A cloud of fog had gathered outside, she noticed, dampening the smoke smell and lending a spooky air to the forest which surrounded the property. Saraiah started when she thought, for a fleeting moment, that she glimpsed a face, not of someone on the ground, as would be expected, but hovering just by the window. Looking back to the fire to regain her composure, Saraiah shook her tired head to clear it of such illusions. She then returned her gaze to the window. The fog had grown even thicker, and as she looked out, she found herself actually searching, thoughtfully, for the face which had momentarily frightened her. And there, in that fog, the silhouette of a round and furrowed face appeared, slowly but surely. This time, Saraiah didn't turn away.
It was a small face, a pretty face, with a tiny bow mouth and puffy cheeks. The eyes were the most striking. They were the clearest Saraiah had ever seen, clearer even than Declan's, whose eyes she had always admired more than anyone else's, and had taken every opportunity to catch. They had a deep wisdom to them, a sadness in their knowledge, but also a sparkle that invited a quick smile in the cheeks. Feeling a tightness in her own cheek, Saraiah put her hand there to investigate, only to find that her own face was smiling as well. The face she saw…was hers.
Thinking back to that night, and realizing how much she had learned since then, Saraiah smiled now once more out at her reflection. Now she was surrounded by a library of books that suited her much better than Var and Cassandra's indoctrinating drivel. She had completed the process of winning custody of the mansion over the angry bids made by Var's other wives in The Cross, and made a home quite comfortably there with cats and birds and a stray dog as frequent visiting friends. And she had finally gotten over Declan. Although her parents had harmed her in many ways in their teachings of her, and although they had claimed to love each other but had acted as though ageless enemies, she had loved them and she loved them still. She could not forgive Declan for their murders.
Quietly in the back of her mind, though, she asked herself if she didn't still love him as well. No human that she met on her hunts for the blood that sustained her ever gave her as much satisfaction as she found in intellectual conversation and flirtation with Declan, even though she often befriended them to quell some of her loneliness before she bled them dry. And she kept no contact with any other vampires, for it was only The Cross that lived in this part of the world, and she refused to stoop to that level.
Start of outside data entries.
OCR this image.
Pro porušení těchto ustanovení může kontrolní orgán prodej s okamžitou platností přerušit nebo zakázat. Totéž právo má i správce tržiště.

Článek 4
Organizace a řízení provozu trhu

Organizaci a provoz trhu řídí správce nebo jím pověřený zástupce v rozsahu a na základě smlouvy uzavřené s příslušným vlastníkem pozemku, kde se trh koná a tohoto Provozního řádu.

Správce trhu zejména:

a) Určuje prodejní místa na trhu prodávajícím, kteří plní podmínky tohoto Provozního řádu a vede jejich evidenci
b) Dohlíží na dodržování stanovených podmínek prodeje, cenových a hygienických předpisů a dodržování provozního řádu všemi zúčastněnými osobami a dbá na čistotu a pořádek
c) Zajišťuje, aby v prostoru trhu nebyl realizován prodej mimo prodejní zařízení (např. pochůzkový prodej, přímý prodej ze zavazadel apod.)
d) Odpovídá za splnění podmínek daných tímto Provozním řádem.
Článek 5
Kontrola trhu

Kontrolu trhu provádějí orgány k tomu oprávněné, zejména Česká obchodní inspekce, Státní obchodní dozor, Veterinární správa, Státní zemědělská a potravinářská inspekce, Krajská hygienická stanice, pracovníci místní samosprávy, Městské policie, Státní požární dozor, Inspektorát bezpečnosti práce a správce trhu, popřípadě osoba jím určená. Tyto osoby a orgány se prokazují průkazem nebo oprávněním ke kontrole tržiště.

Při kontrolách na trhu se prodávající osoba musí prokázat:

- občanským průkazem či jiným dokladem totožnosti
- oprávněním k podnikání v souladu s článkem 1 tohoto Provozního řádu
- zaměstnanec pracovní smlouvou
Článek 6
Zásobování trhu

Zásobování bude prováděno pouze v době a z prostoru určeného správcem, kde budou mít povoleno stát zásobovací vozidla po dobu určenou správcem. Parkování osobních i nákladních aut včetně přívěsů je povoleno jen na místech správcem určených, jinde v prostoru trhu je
So, she had to admit, in a way she pined for Declan's companionship. Saraiah sighed. Could there be something more for her in this little world she constructed around herself than her readings and ponderings? Could there be someone out there besides Declan who would be a suitable mate?
Those questions, ever unresolved, fled from Saraiah's mind, as just as that one night long ago when she had discovered her own reflection, she noticed something outside that made her jump. Two tiny figures on a horse were galloping toward her home. Saraiah's heart pounded. For as much as she desired company, this seemed an omen – an omen that to her meant change, certainly, but that also foretold of a darkness that matched the figures' cloaked bodies and the horse's heavy, stamping hooves.